When the case was taken to court on March 21, 2022, the police were able to obtain the relevant court order and the court was given time from April 08 to April 12 to obtain the relevant biopsy samples. However, the forensic pathologist in charge of the area was informed that he could not attend due to the urgent duties previously assigned to him. Therefore, April 27 was the date on which all responsible parties could participate. Accordingly, the body parts were exhumed and the required samples were taken for DNA testing. This time, the Judicial Medical Officer, Government Analyst and the CID took action to collect samples from all the relevant body parts. Therefore, this time the test will be crucial. It is to be hoped that there will be a clear scientific answer to the widespread rumours about Sara Jasmine.

Enigma of Sara Jasmine

However, no one has the right to say for sure whether Sara Jasmine died in the incident until confirmed by the thorough investigation. The unknown factors of her life as well as her current status have had a more controversial impact. This incident teaches us that it is very difficult and tedious to get the true picture of the incident which is surrounded by misinformation spread in the society through various elements and prejudices. 
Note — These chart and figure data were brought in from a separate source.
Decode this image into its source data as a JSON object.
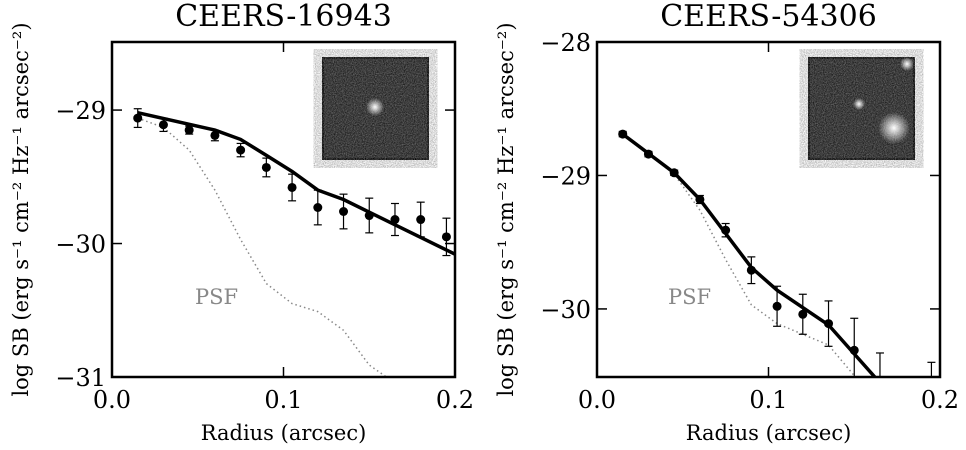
{
  "chart_data": [
    {
      "type": "profile",
      "title": "CEERS-16943",
      "xlabel": "Radius (arcsec)",
      "ylabel": "log SB (erg s⁻¹ cm⁻² Hz⁻¹ arcsec⁻²)",
      "annotation": "PSF",
      "xlim": [
        0,
        0.2
      ],
      "ylim": [
        -31,
        -28.49
      ],
      "xticks": [
        {
          "value": 0,
          "label": "0.0"
        },
        0.1,
        0.2
      ],
      "yticks": [
        {
          "value": -31,
          "label": "−31"
        },
        {
          "value": -30,
          "label": "−30"
        },
        {
          "value": -29,
          "label": "−29"
        }
      ],
      "points": {
        "color": "#000000",
        "x": [
          0.015,
          0.03,
          0.045,
          0.06,
          0.075,
          0.09,
          0.105,
          0.12,
          0.135,
          0.15,
          0.165,
          0.18,
          0.195
        ],
        "y": [
          -29.06,
          -29.11,
          -29.15,
          -29.19,
          -29.3,
          -29.43,
          -29.58,
          -29.73,
          -29.76,
          -29.79,
          -29.82,
          -29.82,
          -29.95
        ],
        "yerr": [
          0.07,
          0.05,
          0.03,
          0.04,
          0.05,
          0.07,
          0.1,
          0.13,
          0.13,
          0.13,
          0.12,
          0.13,
          0.14
        ]
      },
      "model": {
        "color": "#000000",
        "x": [
          0.015,
          0.06,
          0.075,
          0.09,
          0.105,
          0.12,
          0.135,
          0.165,
          0.2
        ],
        "y": [
          -29.02,
          -29.15,
          -29.22,
          -29.34,
          -29.46,
          -29.6,
          -29.67,
          -29.86,
          -30.08
        ]
      },
      "psf": {
        "color": "#888888",
        "x": [
          0.015,
          0.03,
          0.045,
          0.06,
          0.075,
          0.09,
          0.105,
          0.12,
          0.135,
          0.15,
          0.16
        ],
        "y": [
          -29.06,
          -29.13,
          -29.3,
          -29.6,
          -29.97,
          -30.3,
          -30.45,
          -30.51,
          -30.65,
          -30.91,
          -31
        ]
      }
    },
    {
      "type": "profile",
      "title": "CEERS-54306",
      "xlabel": "Radius (arcsec)",
      "ylabel": "log SB (erg s⁻¹ cm⁻² Hz⁻¹ arcsec⁻²)",
      "annotation": "PSF",
      "xlim": [
        0,
        0.2
      ],
      "ylim": [
        -30.51,
        -28
      ],
      "xticks": [
        {
          "value": 0,
          "label": "0.0"
        },
        0.1,
        0.2
      ],
      "yticks": [
        {
          "value": -30,
          "label": "−30"
        },
        {
          "value": -29,
          "label": "−29"
        },
        {
          "value": -28,
          "label": "−28"
        }
      ],
      "points": {
        "color": "#000000",
        "x": [
          0.015,
          0.03,
          0.045,
          0.06,
          0.075,
          0.09,
          0.105,
          0.12,
          0.135,
          0.15,
          0.165,
          0.195
        ],
        "y": [
          -28.69,
          -28.84,
          -28.98,
          -29.18,
          -29.41,
          -29.71,
          -29.98,
          -30.04,
          -30.11,
          -30.31,
          -30.62,
          -30.68
        ],
        "yerr": [
          0.02,
          0.02,
          0.02,
          0.03,
          0.05,
          0.1,
          0.15,
          0.15,
          0.17,
          0.24,
          0.29,
          0.28
        ]
      },
      "model": {
        "color": "#000000",
        "x": [
          0.015,
          0.045,
          0.06,
          0.09,
          0.105,
          0.135,
          0.162
        ],
        "y": [
          -28.69,
          -28.98,
          -29.18,
          -29.69,
          -29.86,
          -30.12,
          -30.51
        ]
      },
      "psf": {
        "color": "#888888",
        "x": [
          0.015,
          0.045,
          0.06,
          0.075,
          0.09,
          0.105,
          0.135,
          0.15
        ],
        "y": [
          -28.69,
          -28.99,
          -29.26,
          -29.63,
          -29.97,
          -30.11,
          -30.27,
          -30.5
        ]
      }
    }
  ]
}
According to the evidence of those she last met, 23-year-old Sara Jasmine was born into a Hindu family and later converted to Islam and accepted violent extremism as the sole way to forever lasting liberation. Suicide bombers created by the LTTE and suicide bombers manufactured by Islamic extremism have opened up a new social dimension that we were reluctant to see. This abysmal transformation that takes place in someone who sacrifices their life for an individual or ideology highlights the need for an in-depth study of the society in which we live. Preventing the recurrence of such violent tendencies cannot be achieved by clinging to various conspiracies.

Social crises always make man think. How many people adapt to those temptations and focus on studying them? But unfortunately, many people tend to use any social event very easily to achieve narrow political objectives rather than seizing the opportunity to make a greater social contribution. If we close the path to the search for truth ourselves, we will become accustomed to gathering around the delusion. When delusion becomes the primary driving force in our lives, we inherit slavery over individual liberty. This is why the enigma of Sara Jasmine must be scientifically revealed. It is a form of collective social responsibility.